US consumer confidence continued to decline in October, remaining at a five-month low. The final value of the University of Michigan's October Consumer Sentiment Index stood at 53.6, down 1.5 points from September, below the market expectation of 55, and reflecting a significant decrease of 24% compared to the same period last year. This index is currently 36.4% lower than the average since 1978, highlighting an extreme level of pessimism. Joanne Hsu, the survey director at the University of Michigan, stated that there was little overall change in confidence this month; while young consumers showed slight improvement, middle-aged and older groups experienced notable declines. Current personal financial conditions have seen minor improvement, but expectations for future finances have weakened. Consumers generally believe there has been no significant change in economic conditions compared to last month, with inflation and high prices remaining overwhelming sources of pressure.
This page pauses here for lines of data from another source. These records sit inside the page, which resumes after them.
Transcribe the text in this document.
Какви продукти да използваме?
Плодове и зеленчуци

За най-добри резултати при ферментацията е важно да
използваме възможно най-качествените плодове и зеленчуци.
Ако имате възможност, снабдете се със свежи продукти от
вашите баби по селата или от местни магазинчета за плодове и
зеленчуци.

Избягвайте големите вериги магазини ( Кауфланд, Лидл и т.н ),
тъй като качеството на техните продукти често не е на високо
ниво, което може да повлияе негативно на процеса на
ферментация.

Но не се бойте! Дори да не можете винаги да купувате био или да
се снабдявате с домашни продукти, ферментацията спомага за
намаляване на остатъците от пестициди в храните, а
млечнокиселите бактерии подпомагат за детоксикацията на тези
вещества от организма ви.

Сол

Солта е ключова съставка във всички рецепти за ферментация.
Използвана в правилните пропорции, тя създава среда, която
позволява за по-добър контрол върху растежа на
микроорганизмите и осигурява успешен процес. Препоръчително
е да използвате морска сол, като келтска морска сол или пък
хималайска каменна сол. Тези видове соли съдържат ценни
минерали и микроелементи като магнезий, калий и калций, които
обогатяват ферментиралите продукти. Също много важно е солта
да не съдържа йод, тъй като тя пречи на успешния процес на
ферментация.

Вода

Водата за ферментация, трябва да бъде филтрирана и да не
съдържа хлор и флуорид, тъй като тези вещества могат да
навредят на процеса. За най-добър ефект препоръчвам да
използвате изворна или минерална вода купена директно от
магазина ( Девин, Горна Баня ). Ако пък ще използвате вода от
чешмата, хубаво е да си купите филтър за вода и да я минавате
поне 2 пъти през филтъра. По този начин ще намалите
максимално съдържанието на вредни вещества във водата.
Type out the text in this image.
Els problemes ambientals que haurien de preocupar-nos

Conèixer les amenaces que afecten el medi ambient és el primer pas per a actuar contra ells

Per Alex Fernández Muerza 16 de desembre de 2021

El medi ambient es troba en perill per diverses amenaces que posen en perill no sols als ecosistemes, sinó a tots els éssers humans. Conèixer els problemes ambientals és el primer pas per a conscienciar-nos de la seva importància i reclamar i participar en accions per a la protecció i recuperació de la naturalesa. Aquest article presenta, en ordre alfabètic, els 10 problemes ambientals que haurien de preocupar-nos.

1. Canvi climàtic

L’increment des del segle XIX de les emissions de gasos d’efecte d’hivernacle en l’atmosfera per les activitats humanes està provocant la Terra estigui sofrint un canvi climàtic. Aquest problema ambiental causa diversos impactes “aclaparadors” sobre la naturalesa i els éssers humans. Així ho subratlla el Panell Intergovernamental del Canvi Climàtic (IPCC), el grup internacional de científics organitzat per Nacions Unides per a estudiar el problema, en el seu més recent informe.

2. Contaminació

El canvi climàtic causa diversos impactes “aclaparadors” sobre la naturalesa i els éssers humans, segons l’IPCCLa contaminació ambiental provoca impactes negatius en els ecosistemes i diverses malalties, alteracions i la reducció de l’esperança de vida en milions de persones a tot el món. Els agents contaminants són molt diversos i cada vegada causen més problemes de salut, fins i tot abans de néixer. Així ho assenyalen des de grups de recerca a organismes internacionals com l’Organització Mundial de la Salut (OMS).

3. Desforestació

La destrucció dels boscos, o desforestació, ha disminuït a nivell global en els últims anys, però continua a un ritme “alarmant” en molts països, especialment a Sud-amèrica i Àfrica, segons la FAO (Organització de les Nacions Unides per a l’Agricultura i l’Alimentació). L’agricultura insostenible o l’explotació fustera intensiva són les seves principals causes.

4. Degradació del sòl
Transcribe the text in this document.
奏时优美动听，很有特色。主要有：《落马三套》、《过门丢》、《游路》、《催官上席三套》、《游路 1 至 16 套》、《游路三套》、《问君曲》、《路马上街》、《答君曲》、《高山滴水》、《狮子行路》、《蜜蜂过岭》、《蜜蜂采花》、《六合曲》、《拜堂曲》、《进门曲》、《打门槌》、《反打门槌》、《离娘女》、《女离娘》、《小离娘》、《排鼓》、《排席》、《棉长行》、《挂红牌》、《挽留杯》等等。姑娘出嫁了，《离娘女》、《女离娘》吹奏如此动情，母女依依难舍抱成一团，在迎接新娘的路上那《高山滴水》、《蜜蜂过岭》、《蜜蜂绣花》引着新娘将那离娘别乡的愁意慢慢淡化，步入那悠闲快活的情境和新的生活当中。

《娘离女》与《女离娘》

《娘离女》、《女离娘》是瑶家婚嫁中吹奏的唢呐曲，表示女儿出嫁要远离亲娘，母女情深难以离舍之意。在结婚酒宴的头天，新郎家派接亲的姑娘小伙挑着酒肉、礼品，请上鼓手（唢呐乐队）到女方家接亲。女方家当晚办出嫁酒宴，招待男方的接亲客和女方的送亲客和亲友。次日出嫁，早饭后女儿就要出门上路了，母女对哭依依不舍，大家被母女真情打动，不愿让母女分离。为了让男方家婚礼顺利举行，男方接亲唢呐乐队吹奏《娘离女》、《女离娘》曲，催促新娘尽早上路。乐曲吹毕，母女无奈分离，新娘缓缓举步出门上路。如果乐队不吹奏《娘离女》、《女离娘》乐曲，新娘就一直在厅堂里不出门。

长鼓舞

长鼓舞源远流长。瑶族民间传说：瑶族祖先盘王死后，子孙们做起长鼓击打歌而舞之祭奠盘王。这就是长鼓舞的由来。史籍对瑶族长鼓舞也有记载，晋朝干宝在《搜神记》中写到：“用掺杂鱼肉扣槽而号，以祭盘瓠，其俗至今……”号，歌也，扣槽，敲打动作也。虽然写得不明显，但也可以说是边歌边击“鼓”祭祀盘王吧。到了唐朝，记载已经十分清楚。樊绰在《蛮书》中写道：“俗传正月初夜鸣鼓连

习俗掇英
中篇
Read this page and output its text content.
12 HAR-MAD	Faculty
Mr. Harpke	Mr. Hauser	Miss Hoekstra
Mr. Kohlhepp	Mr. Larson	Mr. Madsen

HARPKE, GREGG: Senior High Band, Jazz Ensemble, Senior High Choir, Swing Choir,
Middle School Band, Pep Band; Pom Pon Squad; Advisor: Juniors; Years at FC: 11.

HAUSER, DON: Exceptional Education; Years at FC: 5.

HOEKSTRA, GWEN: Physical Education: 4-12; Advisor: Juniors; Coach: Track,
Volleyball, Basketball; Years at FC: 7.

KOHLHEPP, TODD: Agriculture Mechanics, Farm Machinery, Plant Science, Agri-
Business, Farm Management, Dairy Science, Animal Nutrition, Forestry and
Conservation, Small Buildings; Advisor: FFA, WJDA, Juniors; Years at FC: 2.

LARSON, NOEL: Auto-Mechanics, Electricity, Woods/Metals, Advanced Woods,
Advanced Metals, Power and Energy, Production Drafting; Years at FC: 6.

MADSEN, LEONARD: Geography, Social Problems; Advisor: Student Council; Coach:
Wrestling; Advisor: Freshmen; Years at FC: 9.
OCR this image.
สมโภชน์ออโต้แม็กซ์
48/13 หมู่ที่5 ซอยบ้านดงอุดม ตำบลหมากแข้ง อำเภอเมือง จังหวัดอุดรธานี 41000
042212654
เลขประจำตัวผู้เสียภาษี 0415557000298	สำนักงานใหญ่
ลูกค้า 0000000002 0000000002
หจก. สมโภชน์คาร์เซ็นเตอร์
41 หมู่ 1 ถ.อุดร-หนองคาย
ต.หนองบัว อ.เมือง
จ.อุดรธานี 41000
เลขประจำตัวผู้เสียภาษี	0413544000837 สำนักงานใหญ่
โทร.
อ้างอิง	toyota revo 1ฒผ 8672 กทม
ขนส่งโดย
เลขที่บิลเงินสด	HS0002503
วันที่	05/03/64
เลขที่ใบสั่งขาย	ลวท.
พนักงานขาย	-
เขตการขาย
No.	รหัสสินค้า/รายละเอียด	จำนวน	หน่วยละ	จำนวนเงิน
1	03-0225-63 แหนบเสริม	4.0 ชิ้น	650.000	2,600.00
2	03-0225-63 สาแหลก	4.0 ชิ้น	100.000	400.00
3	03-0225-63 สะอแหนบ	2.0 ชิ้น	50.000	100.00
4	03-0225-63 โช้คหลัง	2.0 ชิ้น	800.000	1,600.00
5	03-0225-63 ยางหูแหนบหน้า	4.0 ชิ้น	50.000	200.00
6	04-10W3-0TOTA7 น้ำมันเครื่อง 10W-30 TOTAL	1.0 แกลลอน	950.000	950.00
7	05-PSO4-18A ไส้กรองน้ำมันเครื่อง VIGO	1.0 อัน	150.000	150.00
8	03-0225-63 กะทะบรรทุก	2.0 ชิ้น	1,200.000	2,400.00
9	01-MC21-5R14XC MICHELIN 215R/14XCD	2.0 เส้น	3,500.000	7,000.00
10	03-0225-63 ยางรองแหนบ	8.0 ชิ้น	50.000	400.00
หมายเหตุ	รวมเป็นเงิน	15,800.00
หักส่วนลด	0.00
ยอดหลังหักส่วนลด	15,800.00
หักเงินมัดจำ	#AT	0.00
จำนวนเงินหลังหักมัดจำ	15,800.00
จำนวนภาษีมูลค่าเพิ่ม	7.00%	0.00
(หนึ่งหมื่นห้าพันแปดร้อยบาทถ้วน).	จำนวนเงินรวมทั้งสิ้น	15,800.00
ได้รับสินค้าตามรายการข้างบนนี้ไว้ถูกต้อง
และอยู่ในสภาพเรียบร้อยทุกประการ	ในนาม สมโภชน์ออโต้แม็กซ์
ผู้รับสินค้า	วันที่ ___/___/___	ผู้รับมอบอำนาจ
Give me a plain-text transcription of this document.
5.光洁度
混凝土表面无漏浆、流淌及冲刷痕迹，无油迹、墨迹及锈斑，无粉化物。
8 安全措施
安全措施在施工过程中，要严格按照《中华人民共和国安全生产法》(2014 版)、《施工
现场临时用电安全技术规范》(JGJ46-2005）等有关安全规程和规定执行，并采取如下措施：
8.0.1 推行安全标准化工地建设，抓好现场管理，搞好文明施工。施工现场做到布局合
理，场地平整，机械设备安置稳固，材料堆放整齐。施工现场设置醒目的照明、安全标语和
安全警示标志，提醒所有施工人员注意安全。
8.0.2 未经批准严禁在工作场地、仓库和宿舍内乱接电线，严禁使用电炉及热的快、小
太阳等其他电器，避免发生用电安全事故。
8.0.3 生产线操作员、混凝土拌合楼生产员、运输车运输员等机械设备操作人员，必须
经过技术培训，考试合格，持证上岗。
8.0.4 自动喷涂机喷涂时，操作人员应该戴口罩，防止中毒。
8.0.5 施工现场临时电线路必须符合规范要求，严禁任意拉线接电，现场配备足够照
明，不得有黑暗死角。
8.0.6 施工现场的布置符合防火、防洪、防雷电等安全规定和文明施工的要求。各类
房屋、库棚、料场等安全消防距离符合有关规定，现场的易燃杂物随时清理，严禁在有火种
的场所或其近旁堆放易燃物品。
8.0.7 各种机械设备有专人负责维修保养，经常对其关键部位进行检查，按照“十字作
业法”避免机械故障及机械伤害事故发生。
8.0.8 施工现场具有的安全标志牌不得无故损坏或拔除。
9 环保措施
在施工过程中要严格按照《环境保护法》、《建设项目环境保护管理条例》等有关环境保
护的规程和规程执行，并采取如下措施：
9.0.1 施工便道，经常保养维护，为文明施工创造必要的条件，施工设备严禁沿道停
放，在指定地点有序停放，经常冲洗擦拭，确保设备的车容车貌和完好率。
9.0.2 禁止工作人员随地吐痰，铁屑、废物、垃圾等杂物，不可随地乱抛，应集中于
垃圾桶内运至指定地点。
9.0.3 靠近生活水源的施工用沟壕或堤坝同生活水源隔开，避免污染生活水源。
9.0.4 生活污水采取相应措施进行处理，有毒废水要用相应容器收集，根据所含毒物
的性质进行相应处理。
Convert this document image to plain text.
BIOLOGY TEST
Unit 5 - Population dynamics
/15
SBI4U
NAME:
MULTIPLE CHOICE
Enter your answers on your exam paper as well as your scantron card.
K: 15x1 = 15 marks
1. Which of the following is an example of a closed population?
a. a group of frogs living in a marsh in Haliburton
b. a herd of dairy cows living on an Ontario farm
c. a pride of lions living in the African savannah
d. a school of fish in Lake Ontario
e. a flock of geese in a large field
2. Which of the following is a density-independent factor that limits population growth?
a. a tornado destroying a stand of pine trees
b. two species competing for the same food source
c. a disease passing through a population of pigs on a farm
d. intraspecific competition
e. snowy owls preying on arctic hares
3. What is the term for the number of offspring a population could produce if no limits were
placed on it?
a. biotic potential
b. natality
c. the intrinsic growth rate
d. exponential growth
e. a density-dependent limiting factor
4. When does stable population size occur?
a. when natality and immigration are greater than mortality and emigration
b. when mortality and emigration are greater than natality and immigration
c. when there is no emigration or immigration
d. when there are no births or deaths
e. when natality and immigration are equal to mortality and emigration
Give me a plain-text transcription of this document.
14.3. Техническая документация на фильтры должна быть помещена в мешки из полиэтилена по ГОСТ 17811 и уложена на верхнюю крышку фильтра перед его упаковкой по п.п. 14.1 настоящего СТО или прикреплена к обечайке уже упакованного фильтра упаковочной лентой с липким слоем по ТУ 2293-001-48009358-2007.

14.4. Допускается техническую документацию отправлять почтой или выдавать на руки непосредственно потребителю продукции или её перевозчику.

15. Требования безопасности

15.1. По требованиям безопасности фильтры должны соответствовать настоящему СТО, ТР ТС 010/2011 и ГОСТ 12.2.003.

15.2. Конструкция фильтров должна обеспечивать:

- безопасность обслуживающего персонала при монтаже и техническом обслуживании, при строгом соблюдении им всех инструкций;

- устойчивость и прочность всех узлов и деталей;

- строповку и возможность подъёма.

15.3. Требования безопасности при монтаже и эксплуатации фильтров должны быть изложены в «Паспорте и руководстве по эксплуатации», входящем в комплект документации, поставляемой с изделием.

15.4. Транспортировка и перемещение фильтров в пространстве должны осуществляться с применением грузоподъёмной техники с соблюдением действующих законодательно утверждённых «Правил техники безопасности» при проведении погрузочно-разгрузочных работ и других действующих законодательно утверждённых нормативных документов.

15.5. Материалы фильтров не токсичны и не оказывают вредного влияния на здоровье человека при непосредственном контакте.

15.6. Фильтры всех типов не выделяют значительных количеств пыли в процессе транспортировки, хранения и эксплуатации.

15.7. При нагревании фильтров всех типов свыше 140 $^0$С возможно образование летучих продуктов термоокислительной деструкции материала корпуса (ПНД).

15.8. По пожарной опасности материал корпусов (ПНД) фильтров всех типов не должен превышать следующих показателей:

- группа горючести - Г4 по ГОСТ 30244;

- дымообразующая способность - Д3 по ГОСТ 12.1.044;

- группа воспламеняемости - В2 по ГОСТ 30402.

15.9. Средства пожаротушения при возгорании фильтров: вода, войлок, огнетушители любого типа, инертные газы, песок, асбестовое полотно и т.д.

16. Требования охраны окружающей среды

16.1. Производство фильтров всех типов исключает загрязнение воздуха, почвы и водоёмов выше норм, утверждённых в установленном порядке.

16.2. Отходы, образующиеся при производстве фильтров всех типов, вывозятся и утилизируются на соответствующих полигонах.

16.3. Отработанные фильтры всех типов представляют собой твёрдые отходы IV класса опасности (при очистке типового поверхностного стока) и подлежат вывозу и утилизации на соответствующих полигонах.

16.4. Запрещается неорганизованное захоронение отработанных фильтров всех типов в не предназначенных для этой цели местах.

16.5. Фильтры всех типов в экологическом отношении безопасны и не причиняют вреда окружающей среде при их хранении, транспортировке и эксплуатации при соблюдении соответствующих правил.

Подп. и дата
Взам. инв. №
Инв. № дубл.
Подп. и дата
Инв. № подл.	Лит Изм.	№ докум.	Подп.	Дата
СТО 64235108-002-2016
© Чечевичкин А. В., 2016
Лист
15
Notably, despite the ongoing federal government shutdown, only around 2% of respondents mentioned the potential impact of the shutdown on the economy, far lower than the 10% observed during the 2019 shutdown. Historically, the current index level is below the corresponding levels at the onset of the last six US recessions, indicating that consumer sentiment has entered a typical pre-recessionary pessimistic zone. In October, the Current Economic Conditions Index (CECI) dropped for the fourth consecutive month to 58.6, marking a three-year low, a month-on-month decline of 3.0%, and a year-on-year drop of 9.7%, weaker than the market forecast of 61. The Consumer Expectations Index (CEI) also fell for the fourth straight month to 50.3, the lowest since May, with a month-on-month decrease of 2.7% and an alarming year-on-year contraction of 32.1%, also falling below the market expectation of 51.2.

Expectations for one-year inflation dipped from 4.7% to 4.6%. Long-term inflation expectations rose from 3.7% to 3.9%, still below the high levels seen in April of this year. The increase in long-term inflation expectations this month primarily came from Republicans and independent voters. Whether short-term or long-term, inflation uncertainty has risen across the board, indicating consumers' lack of confidence in anchoring inflation trajectories. Overall, consumer confidence continues to face pressure under high inflation, price stickiness, and policy uncertainties, with current conditions and outlook sentiments weakening in sync, pushing the index down into the typical recession zone, making economic softening signals increasingly pronounced.